Internal errors may include incorrect units for medication, inaccurate ICD-10 coding (eg, dry AMD instead of wet AMD), an ICD-10 code not supported by medical necessity or drug indication, injection sooner than 28 days, a missing PA, a step therapy protocol that was not followed, or unsubmitted medical records. External errors can include an insurance carrier not following its own policy, an incorrect denial of a claim (requiring an appeal), issues with patient eligibility or coordination of benefits, a computer glitch, or a delayed claim with no response.
Regardless of the reason for the claim denial, timely response to resolve the issue is necessary. Create a system to address denials related to medication claims to facilitate resolution. See Table 2 for an example of a checklist.
The revenue cycle is complete when full reimbursement is received for a medication claim. This is achieved when the total allowable for the drug is collected from any or all of the following: primary and secondary insurance carriers, the patient’s deductible or coinsurance, and patient assistance programs (PAPs). Ensuring that all money is collected may require monitoring of these various payment sources.
Full reimbursement occurs only when the correct allowable has been received from all payment sources. A comprehensive analysis of the allowable per medication and insurance carrier should confirm the contracted rate.
Medicare Part B allowables are based on the CMS average sales price (ASP) drug pricing files. Payment limits are calculated at 106% of the ASP. They are updated quarterly and published at CMS.gov, where the medications are listed by HCPCS codes (ie, J-codes), and published data on the payment limit and the dosage per unit are included.
To understand the relationship between dosing, units, and allowables, it may be useful to use an example. In the fourth quarter of 2019, the allowable for 0.1 mg, or 1 unit, of ranibizumab (Lucentis, Genentech) is $352.174. When injecting 0.5 mg, or 5 units, of ranibizumab, the total allowable is $1,760.87.
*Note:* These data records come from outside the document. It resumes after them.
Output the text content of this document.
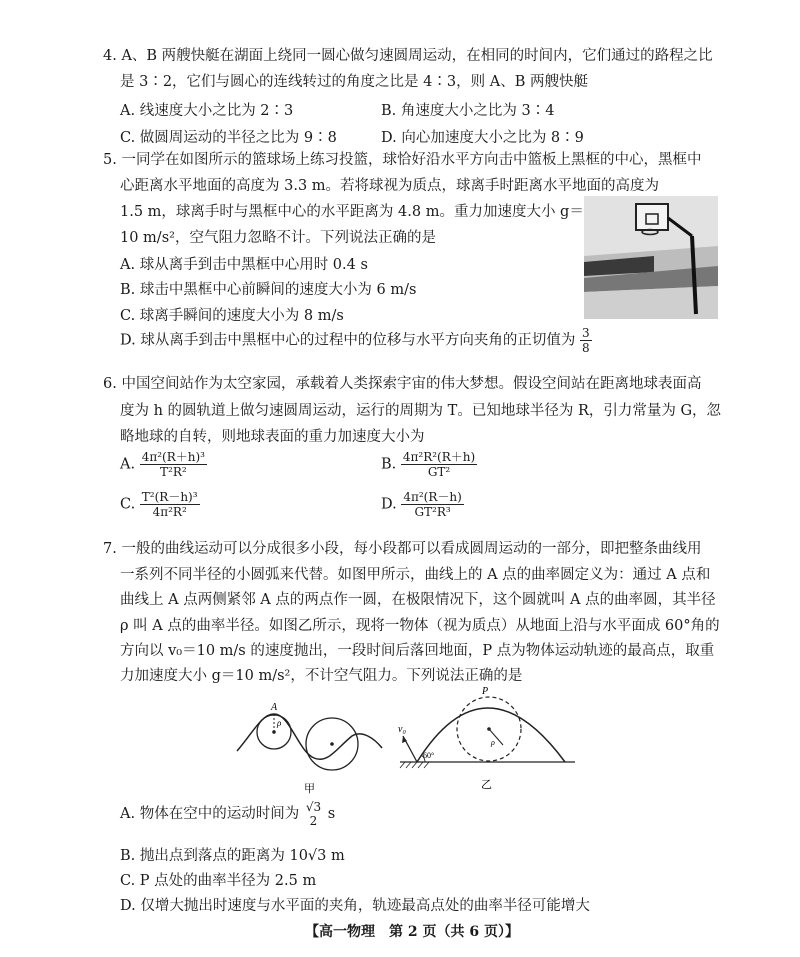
4. A、B 两艘快艇在湖面上绕同一圆心做匀速圆周运动，在相同的时间内，它们通过的路程之比
是 3∶2，它们与圆心的连线转过的角度之比是 4∶3，则 A、B 两艘快艇
A. 线速度大小之比为 2∶3	B. 角速度大小之比为 3∶4
C. 做圆周运动的半径之比为 9∶8	D. 向心加速度大小之比为 8∶9
5. 一同学在如图所示的篮球场上练习投篮，球恰好沿水平方向击中篮板上黑框的中心，黑框中
心距离水平地面的高度为 3.3 m。若将球视为质点，球离手时距离水平地面的高度为
1.5 m，球离手时与黑框中心的水平距离为 4.8 m。重力加速度大小 g＝
10 m/s²，空气阻力忽略不计。下列说法正确的是
A. 球从离手到击中黑框中心用时 0.4 s
B. 球击中黑框中心前瞬间的速度大小为 6 m/s
C. 球离手瞬间的速度大小为 8 m/s
D. 球从离手到击中黑框中心的过程中的位移与水平方向夹角的正切值为 $\frac{3}{8}$
6. 中国空间站作为太空家园，承载着人类探索宇宙的伟大梦想。假设空间站在距离地球表面高
度为 h 的圆轨道上做匀速圆周运动，运行的周期为 T。已知地球半径为 R，引力常量为 G，忽
略地球的自转，则地球表面的重力加速度大小为
A. $\frac{\text{4π²(R＋h)³}}{\text{T²R²}}$	B. $\frac{\text{4π²R²(R＋h)}}{\text{GT²}}$
C. $\frac{\text{T²(R－h)³}}{\text{4π²R²}}$	D. $\frac{\text{4π²(R－h)}}{\text{GT²R³}}$
7. 一般的曲线运动可以分成很多小段，每小段都可以看成圆周运动的一部分，即把整条曲线用
一系列不同半径的小圆弧来代替。如图甲所示，曲线上的 A 点的曲率圆定义为：通过 A 点和
曲线上 A 点两侧紧邻 A 点的两点作一圆，在极限情况下，这个圆就叫 A 点的曲率圆，其半径
ρ 叫 A 点的曲率半径。如图乙所示，现将一物体（视为质点）从地面上沿与水平面成 60°角的
方向以 v₀＝10 m/s 的速度抛出，一段时间后落回地面，P 点为物体运动轨迹的最高点，取重
力加速度大小 g＝10 m/s²，不计空气阻力。下列说法正确的是
A
ρ
甲
P
v₀
60°
ρ
乙
A. 物体在空中的运动时间为 √3
2 s
B. 抛出点到落点的距离为 10√3 m
C. P 点处的曲率半径为 2.5 m
D. 仅增大抛出时速度与水平面的夹角，轨迹最高点处的曲率半径可能增大
【高一物理　第 2 页（共 6 页）】
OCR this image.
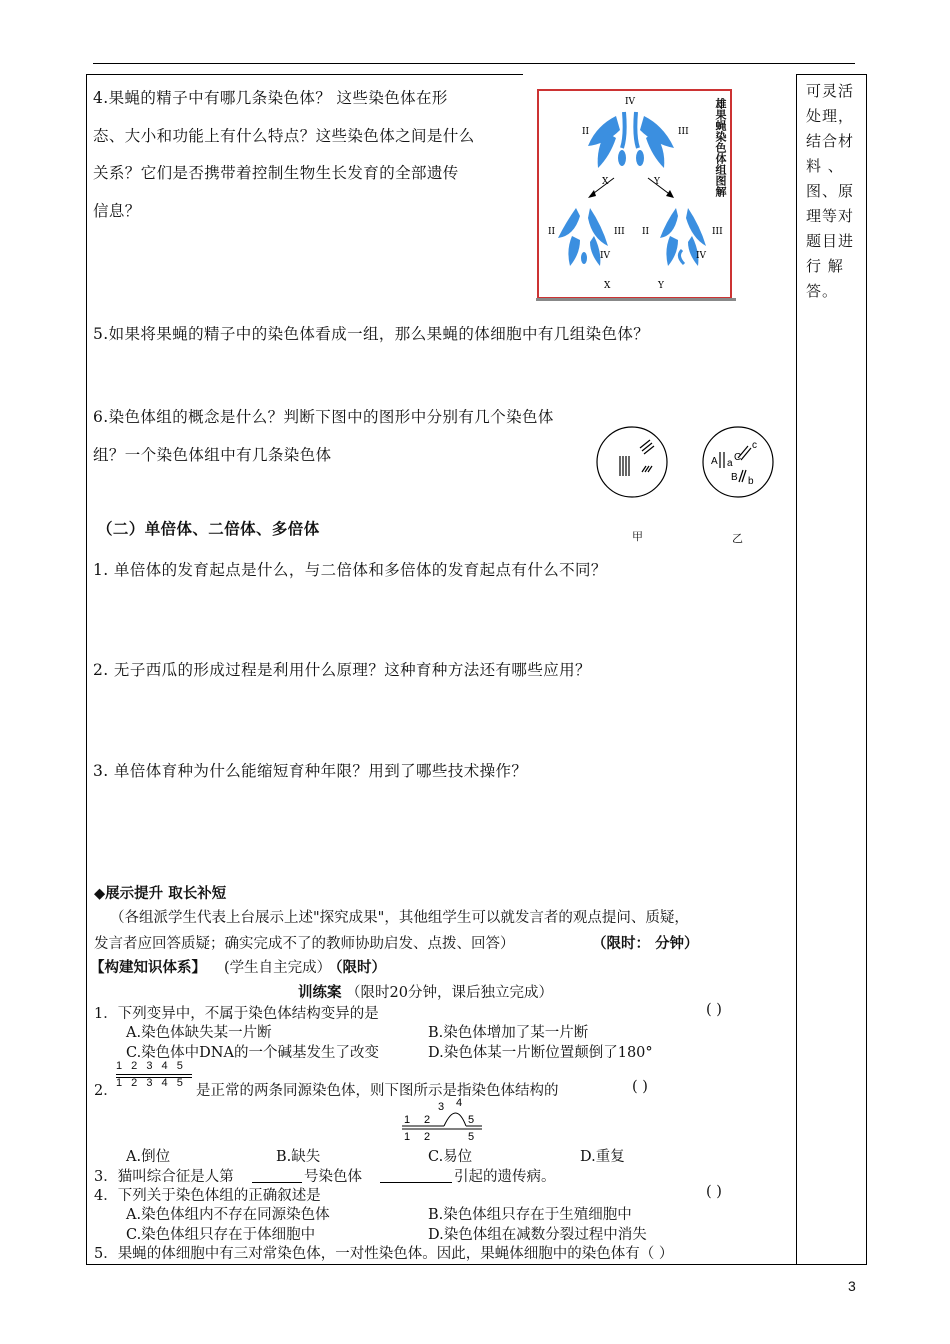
4.果蝇的精子中有哪几条染色体？ 这些染色体在形
态、大小和功能上有什么特点？这些染色体之间是什么
关系？它们是否携带着控制生物生长发育的全部遗传
信息？
IV
II	III
X	Y
II	III
IV
II	III
IV
X	Y
雄果蝇染色体组图解
可灵活
处理，
结合材
料 、
图、原
理等对
题目进
行 解
答。
5.如果将果蝇的精子中的染色体看成一组，那么果蝇的体细胞中有几组染色体？
6.染色体组的概念是什么？判断下图中的图形中分别有几个染色体
组？一个染色体组中有几条染色体	A a
C
c
B b
甲	乙
（二）单倍体、二倍体、多倍体
1. 单倍体的发育起点是什么，与二倍体和多倍体的发育起点有什么不同？
2. 无子西瓜的形成过程是利用什么原理？这种育种方法还有哪些应用？
3. 单倍体育种为什么能缩短育种年限？用到了哪些技术操作？
◆展示提升 取长补短
（各组派学生代表上台展示上述"探究成果"，其他组学生可以就发言者的观点提问、质疑，
发言者应回答质疑；确实完成不了的教师协助启发、点拨、回答）	（限时： 分钟）
【构建知识体系】 (学生自主完成）
（限时）
训练案 （限时20分钟，课后独立完成）
1．下列变异中，不属于染色体结构变异的是	( )
A.染色体缺失某一片断	B.染色体增加了某一片断
C.染色体中DNA的一个碱基发生了改变	D.染色体某一片断位置颠倒了180°
2．
1 2 3 4 5
1 2 3 4 5 是正常的两条同源染色体，则下图所示是指染色体结构的	( )
1 2
3 4
5
1 2	5
A.倒位	B.缺失	C.易位	D.重复
3．猫叫综合征是人第	号染色体	引起的遗传病。
4．下列关于染色体组的正确叙述是	( )
A.染色体组内不存在同源染色体	B.染色体组只存在于生殖细胞中
C.染色体组只存在于体细胞中	D.染色体组在减数分裂过程中消失
5．果蝇的体细胞中有三对常染色体，一对性染色体。因此，果蝇体细胞中的染色体有（ ）
3
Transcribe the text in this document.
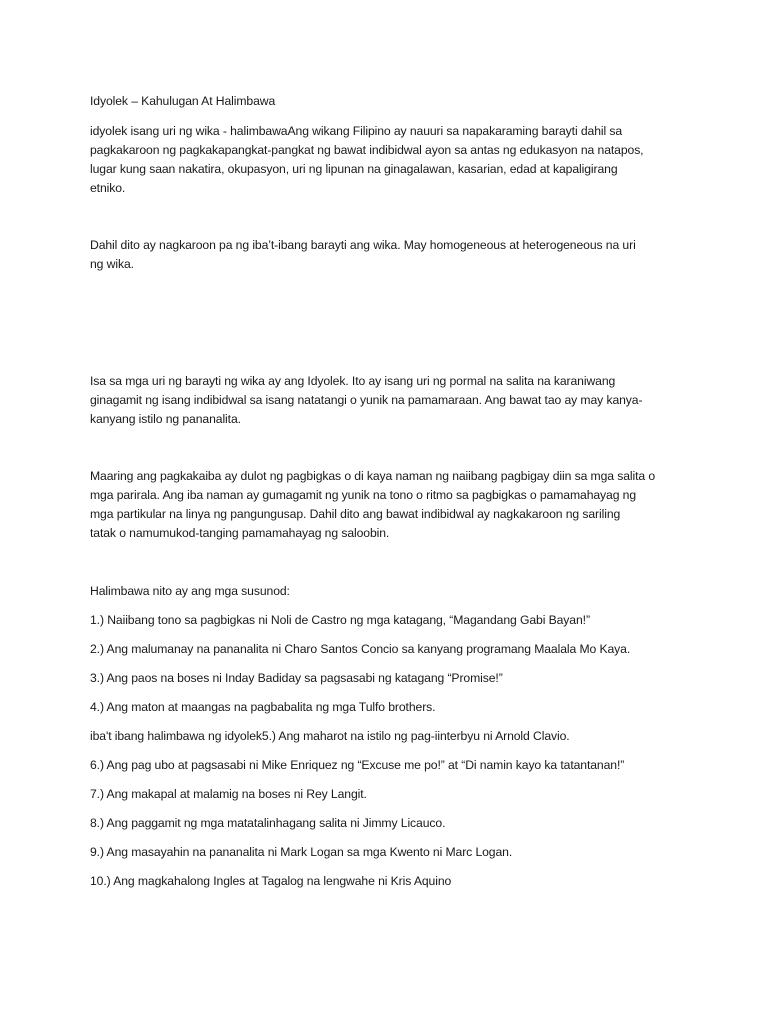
Idyolek – Kahulugan At Halimbawa
idyolek isang uri ng wika - halimbawaAng wikang Filipino ay nauuri sa napakaraming barayti dahil sa
pagkakaroon ng pagkakapangkat-pangkat ng bawat indibidwal ayon sa antas ng edukasyon na natapos,
lugar kung saan nakatira, okupasyon, uri ng lipunan na ginagalawan, kasarian, edad at kapaligirang
etniko.
Dahil dito ay nagkaroon pa ng iba’t-ibang barayti ang wika. May homogeneous at heterogeneous na uri
ng wika.
Isa sa mga uri ng barayti ng wika ay ang Idyolek. Ito ay isang uri ng pormal na salita na karaniwang
ginagamit ng isang indibidwal sa isang natatangi o yunik na pamamaraan. Ang bawat tao ay may kanya-
kanyang istilo ng pananalita.
Maaring ang pagkakaiba ay dulot ng pagbigkas o di kaya naman ng naiibang pagbigay diin sa mga salita o
mga parirala. Ang iba naman ay gumagamit ng yunik na tono o ritmo sa pagbigkas o pamamahayag ng
mga partikular na linya ng pangungusap. Dahil dito ang bawat indibidwal ay nagkakaroon ng sariling
tatak o namumukod-tanging pamamahayag ng saloobin.
Halimbawa nito ay ang mga susunod:
1.) Naiibang tono sa pagbigkas ni Noli de Castro ng mga katagang, “Magandang Gabi Bayan!”
2.) Ang malumanay na pananalita ni Charo Santos Concio sa kanyang programang Maalala Mo Kaya.
3.) Ang paos na boses ni Inday Badiday sa pagsasabi ng katagang “Promise!”
4.) Ang maton at maangas na pagbabalita ng mga Tulfo brothers.
iba't ibang halimbawa ng idyolek5.) Ang maharot na istilo ng pag-iinterbyu ni Arnold Clavio.
6.) Ang pag ubo at pagsasabi ni Mike Enriquez ng “Excuse me po!” at “Di namin kayo ka tatantanan!”
7.) Ang makapal at malamig na boses ni Rey Langit.
8.) Ang paggamit ng mga matatalinhagang salita ni Jimmy Licauco.
9.) Ang masayahin na pananalita ni Mark Logan sa mga Kwento ni Marc Logan.
10.) Ang magkahalong Ingles at Tagalog na lengwahe ni Kris Aquino
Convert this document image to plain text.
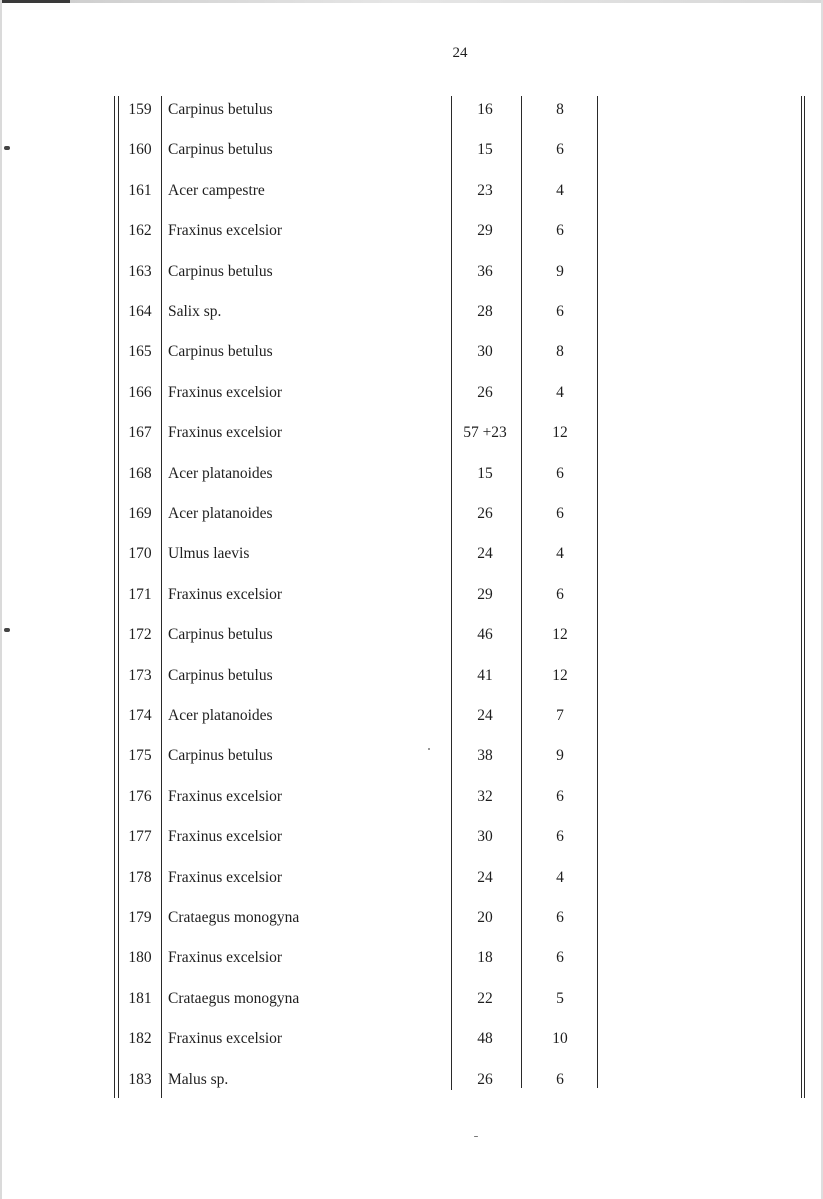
24
159	Carpinus betulus	16	8
160	Carpinus betulus	15	6
161	Acer campestre	23	4
162	Fraxinus excelsior	29	6
163	Carpinus betulus	36	9
164	Salix sp.	28	6
165	Carpinus betulus	30	8
166	Fraxinus excelsior	26	4
167	Fraxinus excelsior	57 +23	12
168	Acer platanoides	15	6
169	Acer platanoides	26	6
170	Ulmus laevis	24	4
171	Fraxinus excelsior	29	6
172	Carpinus betulus	46	12
173	Carpinus betulus	41	12
174	Acer platanoides	24	7
175	Carpinus betulus	38	9
176	Fraxinus excelsior	32	6
177	Fraxinus excelsior	30	6
178	Fraxinus excelsior	24	4
179	Crataegus monogyna	20	6
180	Fraxinus excelsior	18	6
181	Crataegus monogyna	22	5
182	Fraxinus excelsior	48	10
183	Malus sp.	26	6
Medicare Advantage (MA) plans or commercial payers may reimburse based on the CMS ASP drug pricing files or based on a different contracted rate. These may be outlined in the payer contract in a number of ways, including:
- 100% of current CMS ASP drug pricing files;
- A higher percentage of CMS ASP drug pricing files;
- A percentage of the usual and customary billed fee; or
- A carve-out contract rate per J-Code.
After the contracted allowable per payer has been identified, a comprehensive report of the actual payments posted can be verified. This can be monitored during the payment process as well.
After the primary payment is received, any remaining balance is transferred to a secondary insurance carrier, the patient, or a PAP. Monitoring this RCM step is critical to ensure that full reimbursement is obtained. A delay in the claim being sent to the secondary insurance or the request for payment being sent to the PAP will affect the accounts receivable aging. Careful attention to targeted reports of each step, prompting action as appropriate, will help you to achieve full reimbursement in a timely manner.
CONTINUOUS PROCESS IMPROVEMENT
As you refine your RCM process focusing on medication claims, new challenges will occur, prompting further changes to your workflow. New, detailed reports that may require routine reviews will be created. A specific insurance carrier may change its policies without warning, which in turn will demand internal process changes. When protocol updates occur, communication and training with all stakeholders in the practice is required to maintain an efficient RCM. A commitment to the scrutiny of the accounts receivable will help you to maintain and even improve medication profitability in your practice.